Der Kardinal wird zur «persona non grata»

Als es um «Amoris Laetitia» ging und um Gottes Verständnis für Geschiedene, die ein zweites Mal heiraten, trat Kardinal Woelki als «Richter gnadenlos» auf. Bei der Aufarbeitung der Missbrauchskrise mass er jedoch mit zweierlei Mass. Zwar ist er juristisch entlastet. Politisch kann er daraus aber kein Kapital schlagen und wirkt angeschlagen auf der Kölner Kathedra.

Demonstrantinnen zeigen Kardinal Rainer Maria Woelki die Rote Karte.
Demonstrantinnen zeigen Kardinal Rainer Maria Woelki die Rote Karte.

Das Vertrauen im Erzbistum ist zerrüttet. Priester lehnen sich gegen ihn auf, Laien sowieso. Pfarreien erklären den Kardinal bei Firmungen zur «persona non grata», Frauen zeigen ihm die Rote Karte.
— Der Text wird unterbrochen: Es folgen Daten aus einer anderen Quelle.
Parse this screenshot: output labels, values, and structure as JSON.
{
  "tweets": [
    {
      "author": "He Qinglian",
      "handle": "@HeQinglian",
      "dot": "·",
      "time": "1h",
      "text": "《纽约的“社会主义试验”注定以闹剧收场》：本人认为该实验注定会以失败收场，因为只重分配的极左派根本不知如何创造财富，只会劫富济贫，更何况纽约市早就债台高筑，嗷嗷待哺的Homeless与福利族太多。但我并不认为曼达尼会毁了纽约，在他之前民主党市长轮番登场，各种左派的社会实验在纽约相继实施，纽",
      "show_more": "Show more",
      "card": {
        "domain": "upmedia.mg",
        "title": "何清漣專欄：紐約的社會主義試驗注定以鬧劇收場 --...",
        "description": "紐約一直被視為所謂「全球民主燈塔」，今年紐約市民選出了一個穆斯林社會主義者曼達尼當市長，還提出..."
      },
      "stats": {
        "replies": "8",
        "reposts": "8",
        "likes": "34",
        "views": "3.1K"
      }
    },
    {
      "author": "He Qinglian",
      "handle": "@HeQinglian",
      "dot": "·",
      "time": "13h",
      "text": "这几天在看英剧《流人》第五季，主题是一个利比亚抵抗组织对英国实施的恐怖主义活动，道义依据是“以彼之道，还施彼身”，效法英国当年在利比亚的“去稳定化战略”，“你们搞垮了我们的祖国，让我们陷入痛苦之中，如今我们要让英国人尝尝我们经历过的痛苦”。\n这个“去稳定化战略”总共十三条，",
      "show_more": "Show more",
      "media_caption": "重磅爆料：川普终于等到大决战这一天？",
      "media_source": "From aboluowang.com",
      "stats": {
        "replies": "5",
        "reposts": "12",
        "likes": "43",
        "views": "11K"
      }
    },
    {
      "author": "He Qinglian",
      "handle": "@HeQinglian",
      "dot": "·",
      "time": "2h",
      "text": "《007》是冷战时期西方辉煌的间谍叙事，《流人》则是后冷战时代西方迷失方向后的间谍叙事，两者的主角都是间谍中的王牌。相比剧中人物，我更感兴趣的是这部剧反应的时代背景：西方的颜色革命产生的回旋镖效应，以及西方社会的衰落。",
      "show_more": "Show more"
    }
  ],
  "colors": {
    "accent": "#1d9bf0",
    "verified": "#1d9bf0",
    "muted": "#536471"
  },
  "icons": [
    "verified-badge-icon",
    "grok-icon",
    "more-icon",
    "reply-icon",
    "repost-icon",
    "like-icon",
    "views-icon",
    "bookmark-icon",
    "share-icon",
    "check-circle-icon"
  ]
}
Déjà-vu mit dem Bistum Chur?

Aus Schweizer Sicht wirkt die Causa Woelki wie ein Déjà-vu. Die Menschen im Bistum Chur wissen genau, was das Sprichwort bedeutet: «Lieber ein Ende mit Schrecken als ein Schrecken ohne Ende!» In Chur war der Schrecken erst am 19. März 2021 vorbei, als Joseph Bonnemain zum Bischof geweiht wurde.
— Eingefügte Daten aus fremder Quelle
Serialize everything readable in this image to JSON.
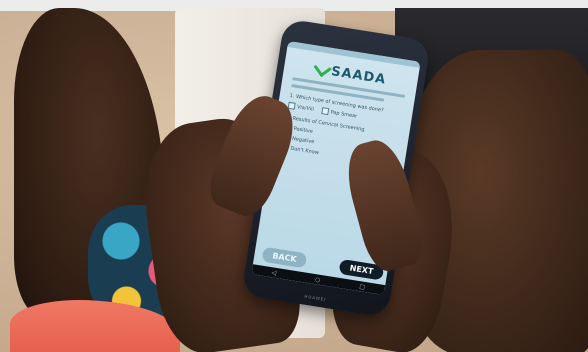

Der Kniefall von Chur: Bischof Joseph Maria Bonnemain bittet am 19. März 2021 das Volk um den Segen.
Der Kniefall von Chur: Bischof Joseph Maria Bonnemain bittet am 19. März 2021 das Volk um den Segen.

Selbst wenn die Visitation den Kölner Kardinal am Ende entlasten sollte: Ein Hirte, der seine Herde in den Kirchenaustritt treibt, ist nicht mehr tragbar. Kardinal Woelki sollte zurücktreten und den Weg frei machen für einen Neuanfang.

Es braucht einen Neuanfang – sofort

Wie wohltuend ein Brückenbauer sein kann – das dürfen die Katholiken im Bistum Chur gerade erfahren. Den Kölnern ist ein Neuanfang à la Bonnemain zu wünschen. Nur schneller und mit weniger Wunden.